A livello commerciale non si è ancora capito – a ciò che è dato vedere – che il mercato filatelico non è uno solo, ma sono vari e molto diversi, da definire in base alle disponibilità economiche, ai possibili interessi collezionistici, al livello socioculturale dell’interessato. E di conseguenza occorre studiare e usare una comunicazione, iniziative e “offerte” differenti a seconda del settore di mercato di specifico interesse: declamare la bellezza e la rarità dei testoni di Sicilia a chi non può permettersi nemmeno un’Italia al lavoro nuova è come voler vendere il Gronchirosa a un appassionato di annulli numerali o l’ultimo detersivo che più bianco non si può a un avvocato divorzista; lo capirebbe chiunque. E invece la stessa pubblicità filatelica risulta, con poche eccezioni, del tutto generica, della serie “Compro” oppure “Vendo” che viene da esclamare “E chi l’avrebbe mai detto da un commerciante?!”
Lo stesso si può dire a livello di associazionismo filatelico, notando lo spreco di energie che si ha in fatto di mostre e pubblicazioni: anche se l’intento di promuovere il collezionismo filatelico è lodevole, nella maggior parte dei casi non si stabilisce a priori chi sia il destinatario del libro o della manifestazione, ma si pensa solo a esporre tanto bel materiale, possibilmente raro e di vario genere, o a pubblicare qualche scritto ben scritto e illustrato, possibilmente di qualche noto filatelista. Un tentativo di catturare l’attenzione di quanta più gente possibile che poteva andar bene nei ruggenti anni Venti ma che oggi è superata dalla disponibilità di informazioni e immagini, anche specialistiche, offerta dal web.

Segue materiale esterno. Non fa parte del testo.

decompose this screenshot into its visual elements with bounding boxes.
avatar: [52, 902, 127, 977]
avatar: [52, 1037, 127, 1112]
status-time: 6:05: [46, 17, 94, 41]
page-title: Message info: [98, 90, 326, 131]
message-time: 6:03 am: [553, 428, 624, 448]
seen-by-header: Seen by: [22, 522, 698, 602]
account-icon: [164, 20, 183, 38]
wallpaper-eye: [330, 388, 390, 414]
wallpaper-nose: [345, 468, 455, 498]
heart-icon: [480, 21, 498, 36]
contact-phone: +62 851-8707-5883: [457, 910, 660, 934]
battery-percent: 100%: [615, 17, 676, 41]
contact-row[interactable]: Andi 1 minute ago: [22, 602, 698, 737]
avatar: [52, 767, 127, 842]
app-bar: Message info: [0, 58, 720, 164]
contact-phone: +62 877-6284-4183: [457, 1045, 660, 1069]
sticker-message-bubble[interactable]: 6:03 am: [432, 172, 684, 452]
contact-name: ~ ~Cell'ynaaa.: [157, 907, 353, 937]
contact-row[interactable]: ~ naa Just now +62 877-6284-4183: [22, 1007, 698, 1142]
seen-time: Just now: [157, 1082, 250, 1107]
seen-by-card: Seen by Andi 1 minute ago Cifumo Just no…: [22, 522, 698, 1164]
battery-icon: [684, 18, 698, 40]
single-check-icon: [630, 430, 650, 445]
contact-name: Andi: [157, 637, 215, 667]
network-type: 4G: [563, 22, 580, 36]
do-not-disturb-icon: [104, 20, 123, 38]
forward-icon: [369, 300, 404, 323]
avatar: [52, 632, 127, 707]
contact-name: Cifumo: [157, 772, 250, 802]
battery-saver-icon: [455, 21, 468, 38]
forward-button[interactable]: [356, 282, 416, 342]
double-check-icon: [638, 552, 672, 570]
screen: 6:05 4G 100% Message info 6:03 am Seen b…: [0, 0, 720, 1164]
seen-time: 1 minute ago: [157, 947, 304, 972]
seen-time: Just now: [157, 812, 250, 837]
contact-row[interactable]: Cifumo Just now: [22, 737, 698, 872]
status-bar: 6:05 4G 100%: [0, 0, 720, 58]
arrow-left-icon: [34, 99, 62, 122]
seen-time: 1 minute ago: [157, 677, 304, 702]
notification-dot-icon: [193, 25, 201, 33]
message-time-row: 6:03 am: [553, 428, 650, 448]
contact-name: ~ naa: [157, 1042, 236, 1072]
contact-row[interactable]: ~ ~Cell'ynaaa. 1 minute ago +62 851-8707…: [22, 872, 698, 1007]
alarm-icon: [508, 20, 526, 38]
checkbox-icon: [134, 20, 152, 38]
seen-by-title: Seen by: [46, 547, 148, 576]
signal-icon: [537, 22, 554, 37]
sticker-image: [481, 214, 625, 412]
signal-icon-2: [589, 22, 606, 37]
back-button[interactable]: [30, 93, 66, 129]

Catturare l’attenzione diventa ogni giorno più difficile, e per riuscirci occorre sapersi concentrare su poche cose, testi o immagini che risultino particolarmente seducenti e avvincenti.
Gli stessi cataloghi, che pure dovrebbero essere il mezzo principe per divulgare e coltivare la filatelia, sono semplici affastellamenti di cifre, con qualche rada e scarna informazione spesso in corpo 5 meno. Facendo pensare che sia ormai diventato solo un mezzo di coercizione e di potere, per imporre attraverso la sua numerazione ciò che si deve mettere nell’album per avere una collezione completa e commerciabile. Anche questo ho scritto in prefazione al Maillennial, ma senza dare adito a commenti. Forse a causa di quell’analfabetismo di ritorno ormai presente anche in filatelia, magari con la classica scusa di “non avere tempo”. Dimenticando che è bene informarsi non solo su “quanto vale”. In medio stat virtus pure in filatelia.